Одной из самых трудных сцен для меня была сцена с ключом. Бурная смена чувств: страстное, неудержимое желание вырваться и бежать к Борису и сейчас же вслед за этим стыд, привычная с детства покорность, и снова неудержимый порыв, и за ним строгое раздумье. Все эти тончайшие нюансы давались не сразу. И не раз бывали минуты, когда я доходила до отчаяния.
Одна из самых сильных сцен в пьесе — покаяние — наоборот, далась мне сразу. Внезапный крик Катерины: «Ад, ад, геенна огненная!», когда в зигзагах молний чудится ей страшный образ греха и возмездия и она бросается к ногам свекрови и Тихона, — эта сцена получилась у меня сразу же на первой репетиции. Может быть, потому, что всегда на сцене внезапные взлеты чувств давались мне легко. Александр Яковлевич нашел здесь очень сильную мизансцену. Катерина стелется по земле, как бы подметает ее своей грудью, выбившейся косой.

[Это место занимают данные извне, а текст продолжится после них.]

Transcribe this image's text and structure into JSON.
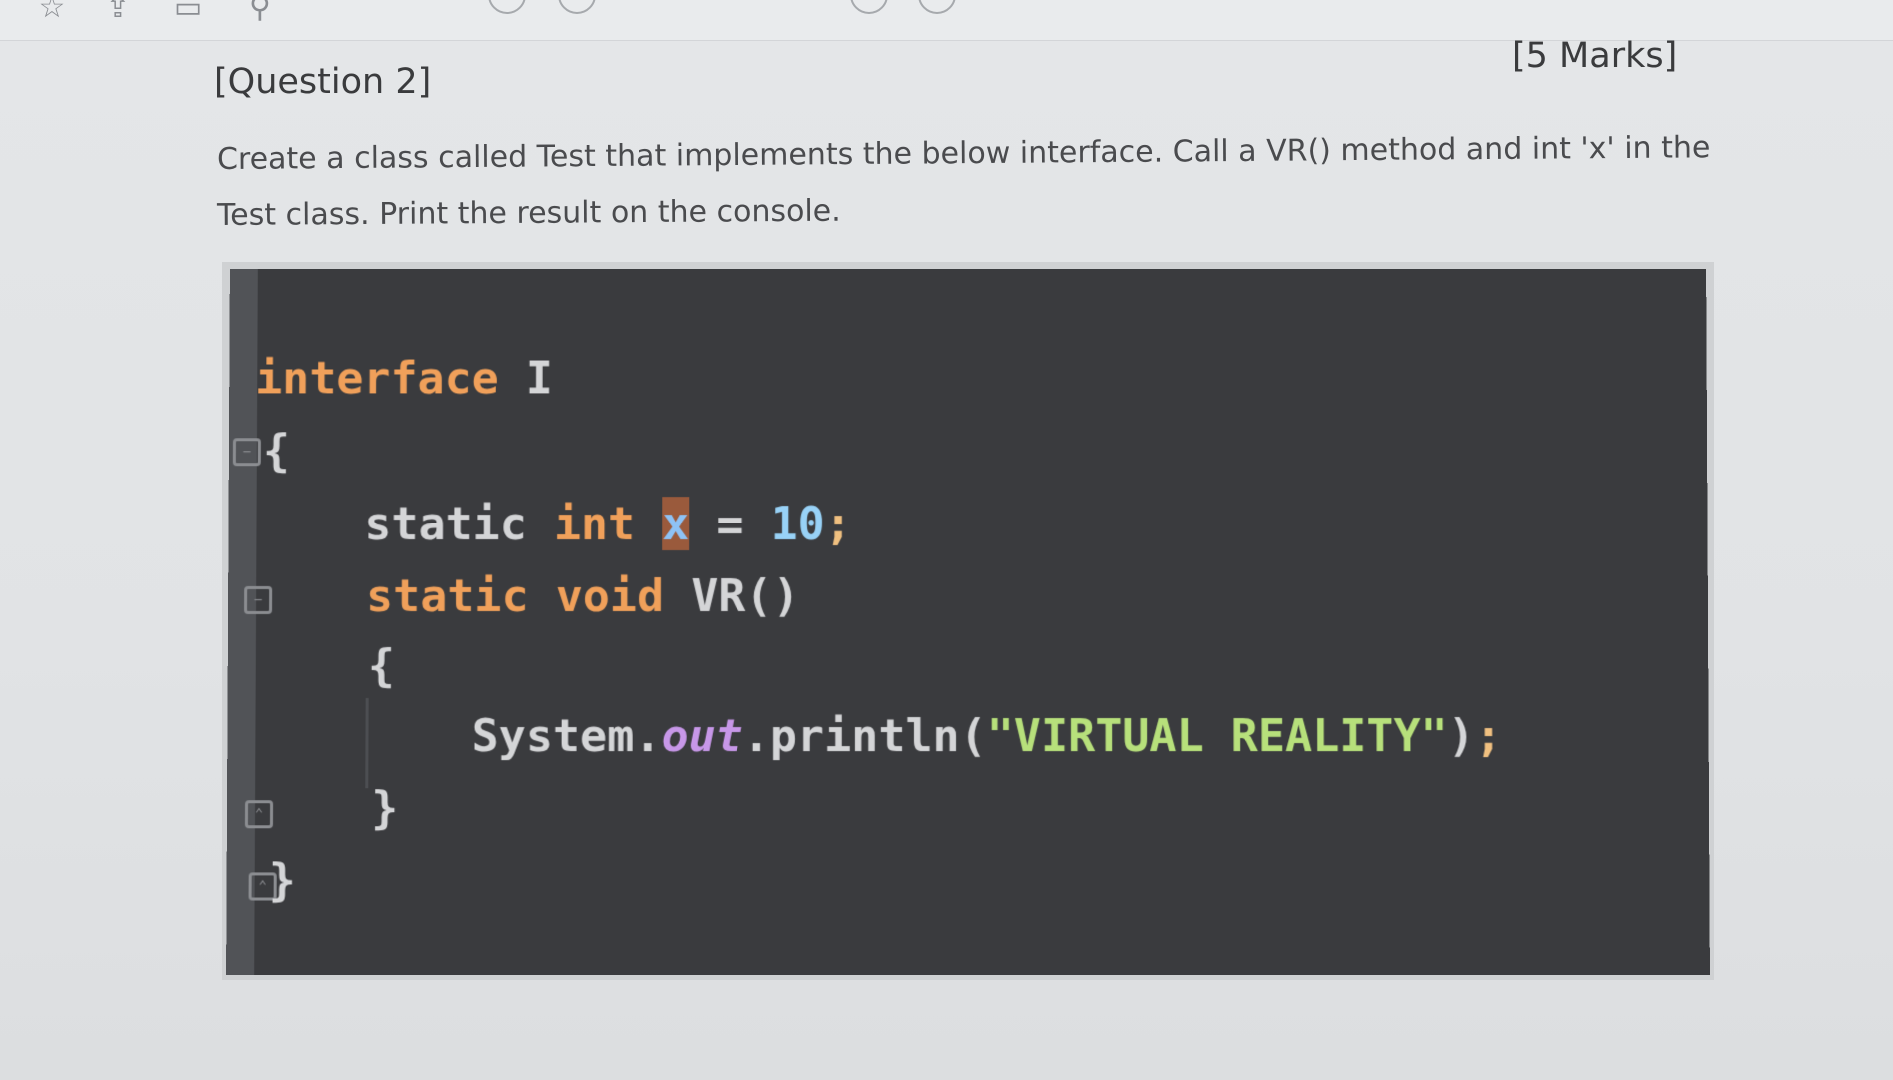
{
  "question": {
    "label": "[Question 2]",
    "marks": "[5 Marks]",
    "text_line1": "Create a class called Test that implements the below interface. Call a VR() method and int 'x' in the",
    "text_line2": "Test class. Print the result on the console."
  },
  "toolbar": {
    "icons": [
      "star-icon",
      "share-icon",
      "print-icon",
      "search-icon"
    ]
  },
  "code": {
    "line1_kw": "interface",
    "line1_name": " I",
    "line2": "{",
    "line3_kw1": "static",
    "line3_kw2": "int",
    "line3_var": "x",
    "line3_eq": " = ",
    "line3_num": "10",
    "line3_semi": ";",
    "line4_kw1": "static",
    "line4_kw2": "void",
    "line4_name": "VR()",
    "line5": "{",
    "line6_class": "System.",
    "line6_field": "out",
    "line6_method": ".println(",
    "line6_string": "\"VIRTUAL REALITY\"",
    "line6_close": ")",
    "line6_semi": ";",
    "line7": "}",
    "line8": "}"
  },
  "colors": {
    "keyword": "#f0a05a",
    "string": "#b7e07b",
    "number": "#98d2f7",
    "field": "#c797e8",
    "panel_bg": "#3a3b3e"
  }
}
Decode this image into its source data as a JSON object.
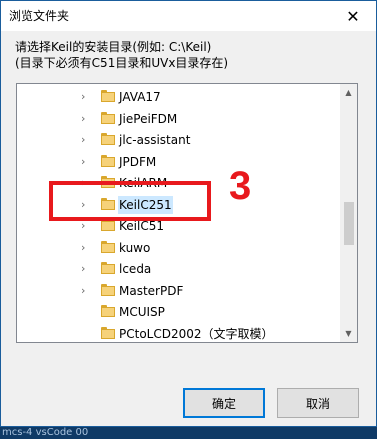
{
  "window": {
    "title": "浏览文件夹",
    "close_glyph": "✕"
  },
  "description": {
    "line1": "请选择Keil的安装目录(例如: C:\\Keil)",
    "line2": "(目录下必须有C51目录和UVx目录存在)"
  },
  "tree": {
    "items": [
      {
        "label": "JAVA17",
        "has_children": true,
        "selected": false
      },
      {
        "label": "JiePeiFDM",
        "has_children": true,
        "selected": false
      },
      {
        "label": "jlc-assistant",
        "has_children": true,
        "selected": false
      },
      {
        "label": "JPDFM",
        "has_children": true,
        "selected": false
      },
      {
        "label": "KeilARM",
        "has_children": true,
        "selected": false
      },
      {
        "label": "KeilC251",
        "has_children": true,
        "selected": true
      },
      {
        "label": "KeilC51",
        "has_children": true,
        "selected": false
      },
      {
        "label": "kuwo",
        "has_children": true,
        "selected": false
      },
      {
        "label": "lceda",
        "has_children": true,
        "selected": false
      },
      {
        "label": "MasterPDF",
        "has_children": true,
        "selected": false
      },
      {
        "label": "MCUISP",
        "has_children": false,
        "selected": false
      },
      {
        "label": "PCtoLCD2002（文字取模）",
        "has_children": false,
        "selected": false
      }
    ],
    "arrow_glyph": "›",
    "scroll_up_glyph": "▲",
    "scroll_down_glyph": "▼"
  },
  "annotation": {
    "number": "3",
    "color": "#e8191d"
  },
  "buttons": {
    "ok": "确定",
    "cancel": "取消"
  },
  "background_text": "mcs-4 vsCode 00"
}
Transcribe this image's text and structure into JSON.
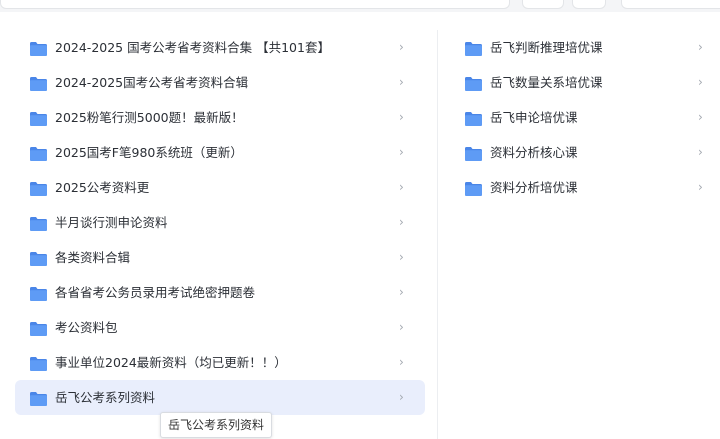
{
  "colors": {
    "folder": "#5e9bf5",
    "folder_dark": "#4a86e8",
    "active_bg": "#e9eefc"
  },
  "left_folders": [
    {
      "label": "2024-2025 国考公考省考资料合集 【共101套】",
      "icon": "folder-icon"
    },
    {
      "label": "2024-2025国考公考省考资料合辑",
      "icon": "folder-icon"
    },
    {
      "label": "2025粉笔行测5000题！最新版！",
      "icon": "folder-icon"
    },
    {
      "label": "2025国考F笔980系统班（更新）",
      "icon": "folder-icon"
    },
    {
      "label": "2025公考资料更",
      "icon": "folder-icon"
    },
    {
      "label": "半月谈行测申论资料",
      "icon": "folder-icon"
    },
    {
      "label": "各类资料合辑",
      "icon": "folder-icon"
    },
    {
      "label": "各省省考公务员录用考试绝密押题卷",
      "icon": "folder-icon"
    },
    {
      "label": "考公资料包",
      "icon": "folder-icon"
    },
    {
      "label": "事业单位2024最新资料（均已更新！！）",
      "icon": "folder-icon"
    },
    {
      "label": "岳飞公考系列资料",
      "icon": "folder-icon"
    }
  ],
  "right_folders": [
    {
      "label": "岳飞判断推理培优课",
      "icon": "folder-icon"
    },
    {
      "label": "岳飞数量关系培优课",
      "icon": "folder-icon"
    },
    {
      "label": "岳飞申论培优课",
      "icon": "folder-icon"
    },
    {
      "label": "资料分析核心课",
      "icon": "folder-icon"
    },
    {
      "label": "资料分析培优课",
      "icon": "folder-icon"
    }
  ],
  "chevron": "›",
  "tooltip": "岳飞公考系列资料"
}
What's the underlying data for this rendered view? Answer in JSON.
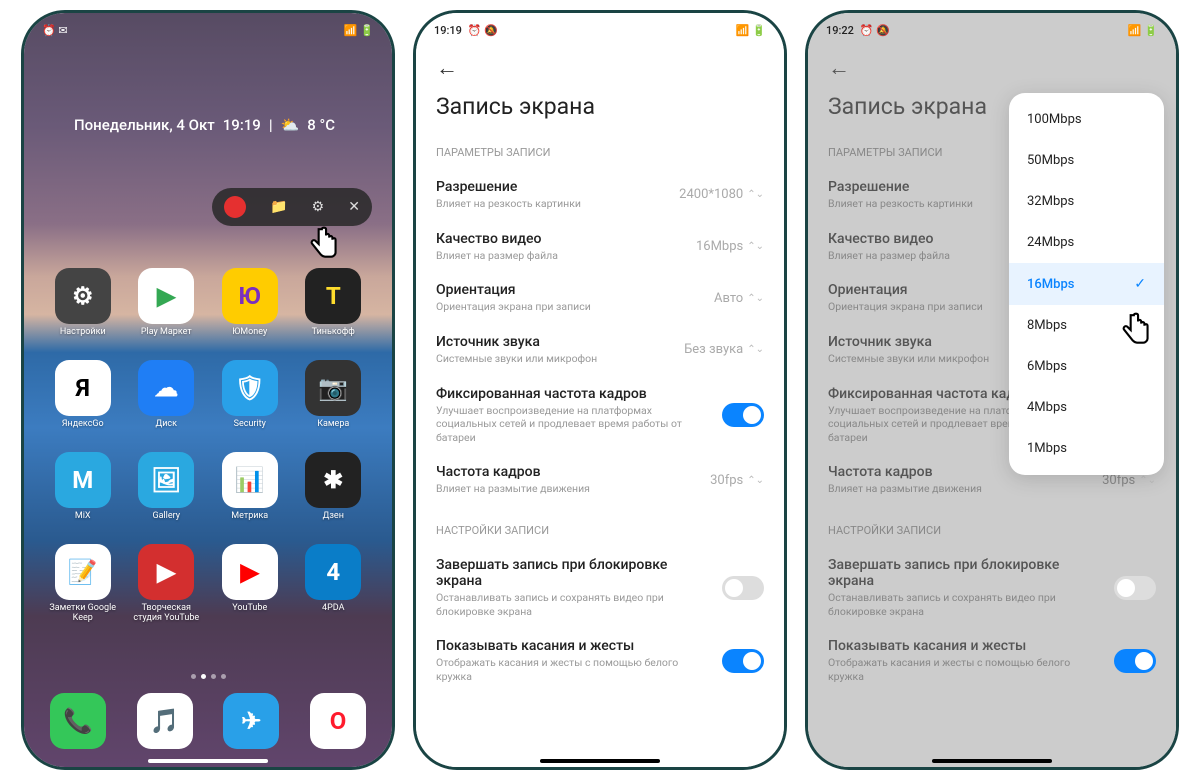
{
  "phone1": {
    "status": {
      "time_area": "",
      "icons_left": "⏰ ✉",
      "signal": "📶 🔋"
    },
    "weather": {
      "day": "Понедельник, 4 Окт",
      "time": "19:19",
      "sep": "|",
      "icon": "⛅",
      "temp": "8 °С"
    },
    "recorder": {
      "settings_icon": "⚙",
      "folder_icon": "📁",
      "close_icon": "✕"
    },
    "apps": [
      {
        "label": "Настройки",
        "bg": "#444",
        "glyph": "⚙"
      },
      {
        "label": "Play Маркет",
        "bg": "#fff",
        "glyph": "▶",
        "fg": "#34a853"
      },
      {
        "label": "ЮMoney",
        "bg": "#ffcc00",
        "glyph": "Ю",
        "fg": "#7b2fbf"
      },
      {
        "label": "Тинькофф",
        "bg": "#222",
        "glyph": "T",
        "fg": "#ffdd2d"
      },
      {
        "label": "ЯндексGo",
        "bg": "#fff",
        "glyph": "Я",
        "fg": "#000"
      },
      {
        "label": "Диск",
        "bg": "#1f7ef5",
        "glyph": "☁"
      },
      {
        "label": "Security",
        "bg": "#29a0e8",
        "glyph": "🛡"
      },
      {
        "label": "Камера",
        "bg": "#333",
        "glyph": "📷"
      },
      {
        "label": "MiX",
        "bg": "#2aa8e0",
        "glyph": "M"
      },
      {
        "label": "Gallery",
        "bg": "#2aa8e0",
        "glyph": "🖼"
      },
      {
        "label": "Метрика",
        "bg": "#fff",
        "glyph": "📊",
        "fg": "#000"
      },
      {
        "label": "Дзен",
        "bg": "#222",
        "glyph": "✱"
      },
      {
        "label": "Заметки Google Keep",
        "bg": "#fff",
        "glyph": "📝",
        "fg": "#fbbc04"
      },
      {
        "label": "Творческая студия YouTube",
        "bg": "#d32f2f",
        "glyph": "▶"
      },
      {
        "label": "YouTube",
        "bg": "#fff",
        "glyph": "▶",
        "fg": "#ff0000"
      },
      {
        "label": "4PDA",
        "bg": "#0a7dc8",
        "glyph": "4"
      }
    ],
    "dock": [
      {
        "bg": "#34c759",
        "glyph": "📞"
      },
      {
        "bg": "#fff",
        "glyph": "🎵",
        "fg": "#ff3b30"
      },
      {
        "bg": "#29a0e8",
        "glyph": "✈"
      },
      {
        "bg": "#fff",
        "glyph": "O",
        "fg": "#ff1b2d"
      }
    ]
  },
  "phone2": {
    "status": {
      "time": "19:19",
      "icons": "⏰ 🔕",
      "right": "📶 🔋"
    },
    "title": "Запись экрана",
    "section1": "ПАРАМЕТРЫ ЗАПИСИ",
    "rows": [
      {
        "title": "Разрешение",
        "sub": "Влияет на резкость картинки",
        "value": "2400*1080"
      },
      {
        "title": "Качество видео",
        "sub": "Влияет на размер файла",
        "value": "16Mbps"
      },
      {
        "title": "Ориентация",
        "sub": "Ориентация экрана при записи",
        "value": "Авто"
      },
      {
        "title": "Источник звука",
        "sub": "Системные звуки или микрофон",
        "value": "Без звука"
      },
      {
        "title": "Фиксированная частота кадров",
        "sub": "Улучшает воспроизведение на платформах социальных сетей и продлевает время работы от батареи",
        "toggle": "on"
      },
      {
        "title": "Частота кадров",
        "sub": "Влияет на размытие движения",
        "value": "30fps"
      }
    ],
    "section2": "НАСТРОЙКИ ЗАПИСИ",
    "rows2": [
      {
        "title": "Завершать запись при блокировке экрана",
        "sub": "Останавливать запись и сохранять видео при блокировке экрана",
        "toggle": "off"
      },
      {
        "title": "Показывать касания и жесты",
        "sub": "Отображать касания и жесты с помощью белого кружка",
        "toggle": "on"
      }
    ]
  },
  "phone3": {
    "status": {
      "time": "19:22",
      "icons": "⏰ 🔕",
      "right": "📶 🔋"
    },
    "popup": {
      "options": [
        "100Mbps",
        "50Mbps",
        "32Mbps",
        "24Mbps",
        "16Mbps",
        "8Mbps",
        "6Mbps",
        "4Mbps",
        "1Mbps"
      ],
      "selected": "16Mbps"
    }
  }
}
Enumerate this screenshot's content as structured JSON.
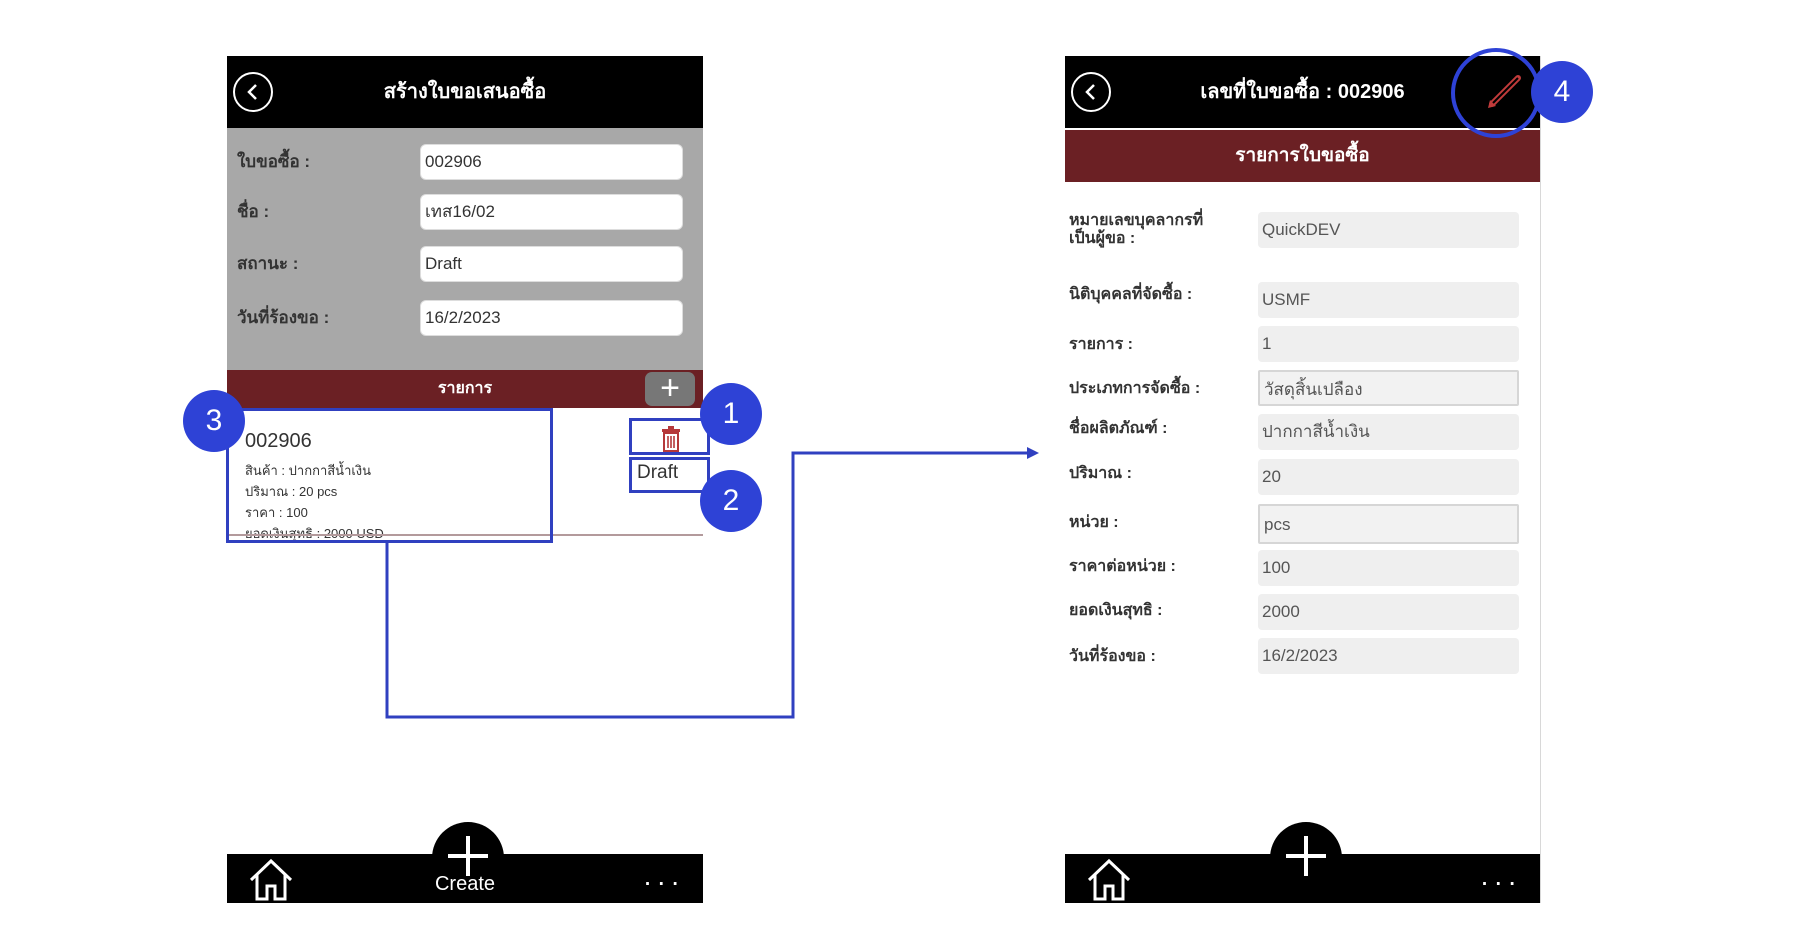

Последний акт начинался несколькими тихими ударами колокола, после которых медленно показывалась фигура Катерины. Сцена была пуста — только покосившаяся скамейка и за ней покривившийся от времени фонарь с маленьким огоньком за слепыми стеклами.
Монологи Катерины в последнем акте, конечно, проще всего было бы играть как внутренние монологи, то есть как разговор с самой собой. Но чем глубже я погружалась в атмосферу этой сцены, тем больше усложнялась для меня эмоциональная ее основа. По замыслу Таирова, монологи Катерины в последнем акте перекликаются с плачем Ярославны, со «Словом о полку Игореве». Разговорная речь у Островского переходит здесь местами в напевные жалобы плакальщиц. Я много работала над этими монологами. И была очень рада, когда оказалось, что замысел дошел до публики. Об этом писали и зрители в своих письмах, писали и критики. Леонид Гроссман в одной из своих статей о «Грозе» писал: «В тоскующем монологе Катерины над волжским обрывом словно слышатся заунывные отголоски древних заплачек». И еще: «Образ словно перекликается с другими знакомыми обликами русского искусства — с прекрасными грешницами Лескова, с трогательными плакальщицами народных сказаний, с безмолвными мученицами блоковских строк:
Под насыпью, во рву некошеном,
Лежит и смотрит, как живая…»
Подмеченное Гроссманом родство моей Катерины с блоковской поэзией было мне очень дорого. Любовь к поэзии Блока я пронесла через всю мою жизнь. И конечно, в образ Катерины, хотела я этого или не хотела, я вкладывала всю мою жалостную нежность к горькой и прекрасной старой России.
Очень любила я играть коротенькую сцену прощания с Борисом. Я не знаю в драматургии более простого и трогательного любовного дуэта. Короткие реплики. А за каждой репликой глубочайшая трагедия. После ухода Бориса была большая мимическая пауза. {299} Когда Борис уходил, я падала как подкошенная ничком на землю, лежала долго, не поднимая головы. В зрительном зале обычно стояла гробовая тишина. Потом, приподнявшись, я долго по-бабьи раскачивалась взад-вперед, повторяя про себя одно только слово: «Прощай… Прощай…» Издали, за сценой, звучали тихие грустные переборы гитары. И когда Катерина поднимается, она уже готова к смерти. Это конец. «Под деревцом могилушка, как хороню». Ей слышится пение. И как бы вторя, без слов, я тихо пела: «Христос воскресе из мертвых». Последние слова Катерины: «Друг мой, радость моя, прощай!» — звучали как радостный вскрик освобождения. Я вскидывала руки, и казалось мне, что не в волжский омут я бросаюсь, а лечу куда-то в неведомый простор.
Любопытная деталь. В первом акте Катерина говорит Варваре: «Почему это люди не летают, как птицы? Знаешь, мне иногда кажется, что я птица. Когда стоишь на горе, так тебя и тянет лететь…» Много позднее, играя «Мадам Бовари», я вспомнила эту сцену: Эмма, обманутая в своей любви, опустошенная, в тоске и отчаянии восклицает: «Если бы я могла улететь птичкой в далекие незапятнанные пространства…» Так в разном быту Островский и Флобер увидели в любящем, тоскующем женском сердце одну и ту же ассоциацию.
Леонид Петрович Гроссман как-то рассказал мне, что французский критик Жюль Леметр назвал Катерину «мистической Бовари».